5 of 7 people found the following review helpful
3.5 stars... not the first (or last) step for college shopping July 24 2012
By Paul Allaer - Published on
Format: Paperback
"The Insider's Guide to the Colleges, 2013" (946 pages) is a curious book. It brings an assessment of about 300 colleges and universities, but it never really explains how these places are actually selected from the 2000+ of colleges and universities out there, other than some general statements in the introduction. I am most familiar with colleges in DC (where my youngest is, and where I went myself) and Ohio (where I live, and where my oldest attended college), and while I perused some of the other chapters (they are listed state by state), I read the DC and Ohio chapters very carefully. First the good: the assessment of the colleges in DC seem right on target. I asked my daughter about some of the statements made in here about her particular college, and she agreed with them (I attended the same place, 25+ years ago). As for the Ohio chapter, it lists 12 colleges, including such institutions as as Ohio U and Bowling Green State U. The review on the Ohio college my son attended seems on point. But inexplicably, Xavier University (a fine Jesuit college here in Cincinnati) is left out of the book. Wow.

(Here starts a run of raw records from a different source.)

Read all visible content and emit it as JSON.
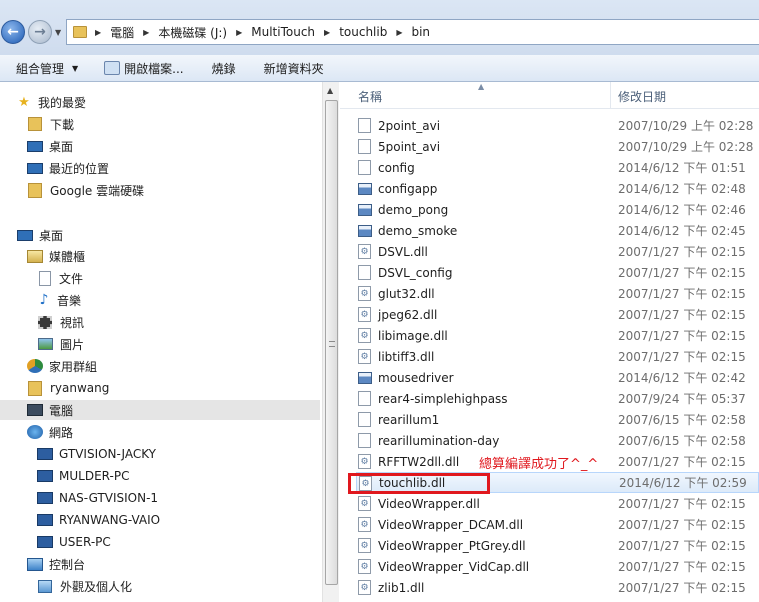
{
  "address": {
    "crumbs": [
      "電腦",
      "本機磁碟 (J:)",
      "MultiTouch",
      "touchlib",
      "bin"
    ]
  },
  "toolbar": {
    "organize": "組合管理",
    "open": "開啟檔案...",
    "burn": "燒錄",
    "new_folder": "新增資料夾"
  },
  "nav": {
    "favorites": "我的最愛",
    "downloads": "下載",
    "desktop_fav": "桌面",
    "recent": "最近的位置",
    "google_drive": "Google 雲端硬碟",
    "desktop": "桌面",
    "libraries": "媒體櫃",
    "documents": "文件",
    "music": "音樂",
    "videos": "視訊",
    "pictures": "圖片",
    "homegroup": "家用群組",
    "user": "ryanwang",
    "computer": "電腦",
    "network": "網路",
    "hosts": [
      "GTVISION-JACKY",
      "MULDER-PC",
      "NAS-GTVISION-1",
      "RYANWANG-VAIO",
      "USER-PC"
    ],
    "control_panel": "控制台",
    "appearance": "外觀及個人化"
  },
  "columns": {
    "name": "名稱",
    "date": "修改日期"
  },
  "files": [
    {
      "name": "2point_avi",
      "date": "2007/10/29 上午 02:28",
      "type": "doc"
    },
    {
      "name": "5point_avi",
      "date": "2007/10/29 上午 02:28",
      "type": "doc"
    },
    {
      "name": "config",
      "date": "2014/6/12 下午 01:51",
      "type": "doc"
    },
    {
      "name": "configapp",
      "date": "2014/6/12 下午 02:48",
      "type": "app"
    },
    {
      "name": "demo_pong",
      "date": "2014/6/12 下午 02:46",
      "type": "app"
    },
    {
      "name": "demo_smoke",
      "date": "2014/6/12 下午 02:45",
      "type": "app"
    },
    {
      "name": "DSVL.dll",
      "date": "2007/1/27 下午 02:15",
      "type": "dll"
    },
    {
      "name": "DSVL_config",
      "date": "2007/1/27 下午 02:15",
      "type": "doc"
    },
    {
      "name": "glut32.dll",
      "date": "2007/1/27 下午 02:15",
      "type": "dll"
    },
    {
      "name": "jpeg62.dll",
      "date": "2007/1/27 下午 02:15",
      "type": "dll"
    },
    {
      "name": "libimage.dll",
      "date": "2007/1/27 下午 02:15",
      "type": "dll"
    },
    {
      "name": "libtiff3.dll",
      "date": "2007/1/27 下午 02:15",
      "type": "dll"
    },
    {
      "name": "mousedriver",
      "date": "2014/6/12 下午 02:42",
      "type": "app"
    },
    {
      "name": "rear4-simplehighpass",
      "date": "2007/9/24 下午 05:37",
      "type": "doc"
    },
    {
      "name": "rearillum1",
      "date": "2007/6/15 下午 02:58",
      "type": "doc"
    },
    {
      "name": "rearillumination-day",
      "date": "2007/6/15 下午 02:58",
      "type": "doc"
    },
    {
      "name": "RFFTW2dll.dll",
      "date": "2007/1/27 下午 02:15",
      "type": "dll"
    },
    {
      "name": "touchlib.dll",
      "date": "2014/6/12 下午 02:59",
      "type": "dll"
    },
    {
      "name": "VideoWrapper.dll",
      "date": "2007/1/27 下午 02:15",
      "type": "dll"
    },
    {
      "name": "VideoWrapper_DCAM.dll",
      "date": "2007/1/27 下午 02:15",
      "type": "dll"
    },
    {
      "name": "VideoWrapper_PtGrey.dll",
      "date": "2007/1/27 下午 02:15",
      "type": "dll"
    },
    {
      "name": "VideoWrapper_VidCap.dll",
      "date": "2007/1/27 下午 02:15",
      "type": "dll"
    },
    {
      "name": "zlib1.dll",
      "date": "2007/1/27 下午 02:15",
      "type": "dll"
    }
  ],
  "selected_file": "touchlib.dll",
  "annotation": "總算編譯成功了^_^",
  "colors": {
    "annotation": "#e0181e",
    "selection": "#dceaf9"
  }
}
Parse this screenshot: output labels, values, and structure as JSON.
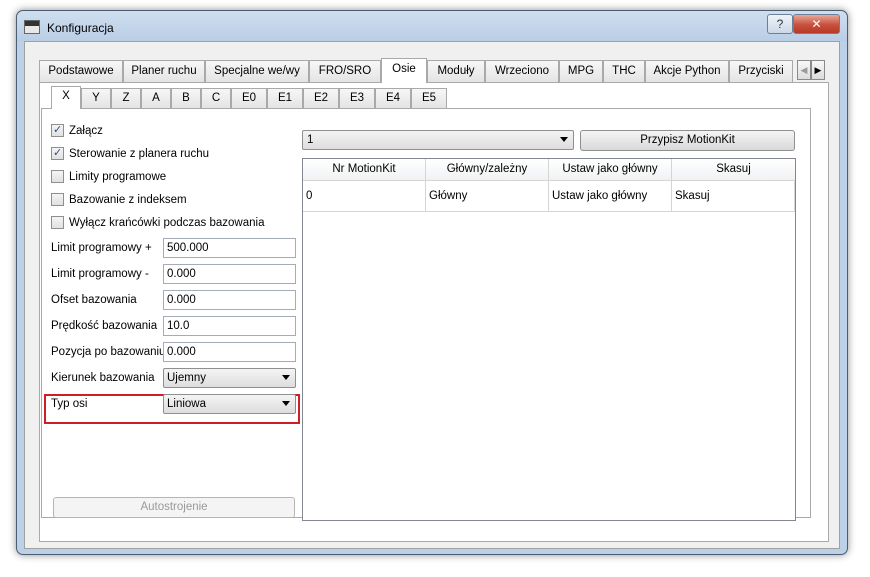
{
  "window": {
    "title": "Konfiguracja",
    "help_label": "?",
    "close_label": "✕"
  },
  "top_tabs": [
    {
      "label": "Podstawowe"
    },
    {
      "label": "Planer ruchu"
    },
    {
      "label": "Specjalne we/wy"
    },
    {
      "label": "FRO/SRO"
    },
    {
      "label": "Osie",
      "active": true
    },
    {
      "label": "Moduły"
    },
    {
      "label": "Wrzeciono"
    },
    {
      "label": "MPG"
    },
    {
      "label": "THC"
    },
    {
      "label": "Akcje Python"
    },
    {
      "label": "Przyciski"
    }
  ],
  "tab_scroll": {
    "left": "◀",
    "right": "▶"
  },
  "axis_tabs": [
    {
      "label": "X",
      "active": true
    },
    {
      "label": "Y"
    },
    {
      "label": "Z"
    },
    {
      "label": "A"
    },
    {
      "label": "B"
    },
    {
      "label": "C"
    },
    {
      "label": "E0"
    },
    {
      "label": "E1"
    },
    {
      "label": "E2"
    },
    {
      "label": "E3"
    },
    {
      "label": "E4"
    },
    {
      "label": "E5"
    }
  ],
  "checkboxes": [
    {
      "label": "Załącz",
      "checked": true
    },
    {
      "label": "Sterowanie z planera ruchu",
      "checked": true
    },
    {
      "label": "Limity programowe",
      "checked": false
    },
    {
      "label": "Bazowanie z indeksem",
      "checked": false
    },
    {
      "label": "Wyłącz krańcówki podczas bazowania",
      "checked": false
    }
  ],
  "fields": {
    "soft_limit_plus": {
      "label": "Limit programowy +",
      "value": "500.000"
    },
    "soft_limit_minus": {
      "label": "Limit programowy -",
      "value": "0.000"
    },
    "homing_offset": {
      "label": "Ofset bazowania",
      "value": "0.000"
    },
    "homing_speed": {
      "label": "Prędkość bazowania",
      "value": "10.0"
    },
    "position_after_homing": {
      "label": "Pozycja po bazowaniu",
      "value": "0.000"
    },
    "homing_direction": {
      "label": "Kierunek bazowania",
      "value": "Ujemny"
    },
    "axis_type": {
      "label": "Typ osi",
      "value": "Liniowa"
    }
  },
  "autotune_label": "Autostrojenie",
  "motionkit": {
    "selected": "1",
    "assign_label": "Przypisz MotionKit"
  },
  "table": {
    "columns": [
      "Nr MotionKit",
      "Główny/zależny",
      "Ustaw jako główny",
      "Skasuj"
    ],
    "rows": [
      [
        "0",
        "Główny",
        "Ustaw jako główny",
        "Skasuj"
      ]
    ]
  },
  "colors": {
    "highlight": "#cc1f26",
    "check_tick": "#2d4d8c",
    "window_frame": "#bcd1e8"
  }
}
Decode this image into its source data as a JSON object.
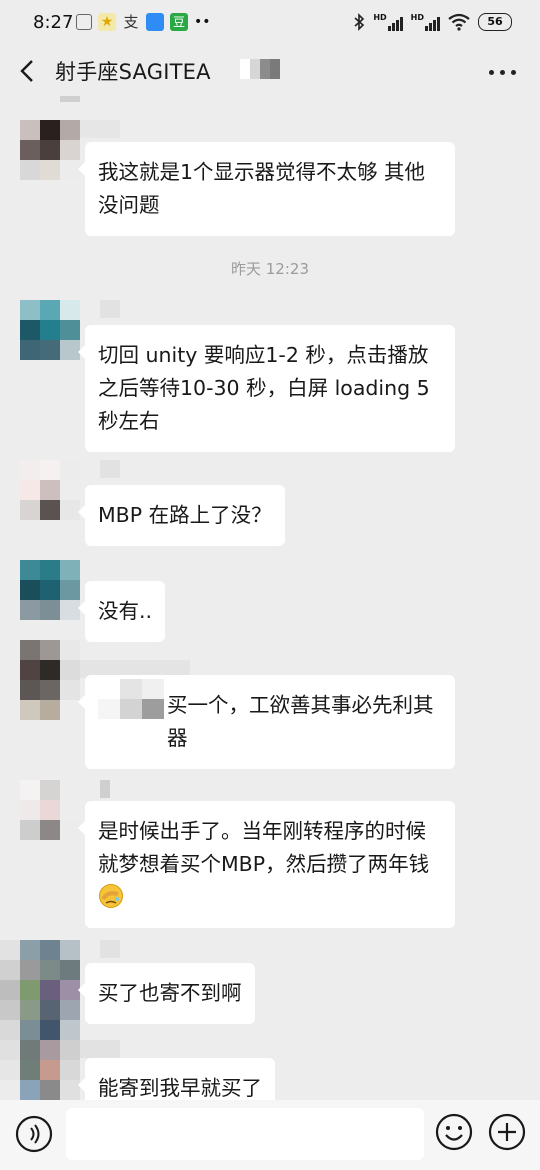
{
  "status_bar": {
    "time": "8:27",
    "network_1": "HD",
    "network_2": "HD",
    "battery": "56"
  },
  "header": {
    "title": "射手座SAGITEA"
  },
  "messages": [
    {
      "type": "text",
      "text": "我这就是1个显示器觉得不太够  其他没问题"
    },
    {
      "type": "time",
      "text": "昨天 12:23"
    },
    {
      "type": "text",
      "text": "切回 unity 要响应1-2 秒，点击播放之后等待10-30 秒，白屏 loading 5 秒左右"
    },
    {
      "type": "text",
      "text": "MBP 在路上了没？"
    },
    {
      "type": "text",
      "text": "没有.."
    },
    {
      "type": "text",
      "text": "买一个，工欲善其事必先利其器"
    },
    {
      "type": "text",
      "text": "是时候出手了。当年刚转程序的时候就梦想着买个MBP，然后攒了两年钱"
    },
    {
      "type": "text",
      "text": "买了也寄不到啊"
    },
    {
      "type": "text",
      "text": "能寄到我早就买了"
    }
  ],
  "icons": {
    "back": "chevron-left-icon",
    "more": "more-icon",
    "voice": "voice-icon",
    "emoji": "emoji-icon",
    "add": "add-icon",
    "message_emoji": "facepalm-emoji"
  },
  "colors": {
    "background": "#ededed",
    "bubble": "#ffffff",
    "timestamp": "#9b9b9b"
  }
}
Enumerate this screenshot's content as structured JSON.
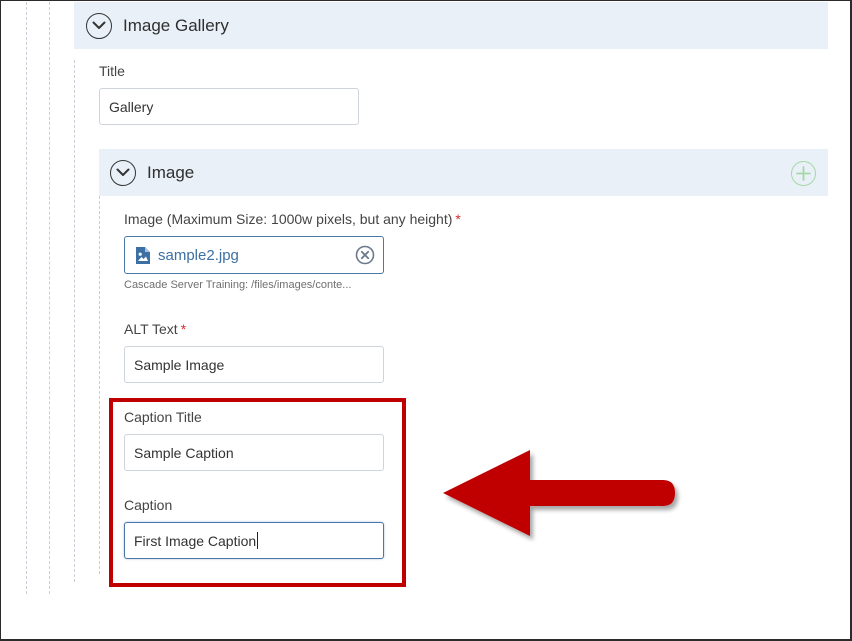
{
  "gallery": {
    "header_title": "Image Gallery",
    "title_label": "Title",
    "title_value": "Gallery"
  },
  "image_section": {
    "header_title": "Image",
    "image_label": "Image (Maximum Size: 1000w pixels, but any height)",
    "required_mark": "*",
    "file_name": "sample2.jpg",
    "file_path": "Cascade Server Training: /files/images/conte...",
    "alt_label": "ALT Text",
    "alt_value": "Sample Image",
    "caption_title_label": "Caption Title",
    "caption_title_value": "Sample Caption",
    "caption_label": "Caption",
    "caption_value": "First Image Caption"
  },
  "colors": {
    "annotation": "#c00000",
    "header_bg": "#e9f0f8",
    "link_blue": "#3c6fa3",
    "required": "#d32f2f",
    "add_green": "#a6d8a6"
  },
  "icons": [
    "chevron-down-icon",
    "image-file-icon",
    "clear-icon",
    "add-icon",
    "arrow-annotation"
  ]
}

The book prides itself on providing "insider" information from students, and from that perspective it seems to do well. It also gives you some very brief and basic statistical info on what ACT and SAT scores need for the school, and how many are accepted and then actually enter. Beware of the real numbers, though: the tuition and room and board numbers for the school where my youngest is in DC seems AT LEAST two years old, if you can believe it. That said, this is not a book for HS students looking to start their college search (check out instead the recently released 2013 Fiske Guide to Colleges, or the Princeton Review's 2013 Complete Guide to Colleges). If anything, this book might be helpful AFTER they have narrowed down their choices and then looking for some further insight. An alternative college search/guidance book I would recommend in a heartbeat over this (or any other book, for that matter) would be the Princeton Review's 2013 edition of "377 Best Colleges", which is the best college-shopping boon, bar none.
Great resource June 22 2013
By ceewee - Published on
Format: Paperback Verified Purchase
We really used the "377 Best Colleges" for my oldest child, and chose this for our second one getting ready for a college search. We thought the description of my son's college was spot-on, and worried about the glowing reports for my daughter's choices. THEN we read the reviews on our local college, and they were scathing... that made us feel that this is not just a grouping of marketing reports. We really like this book.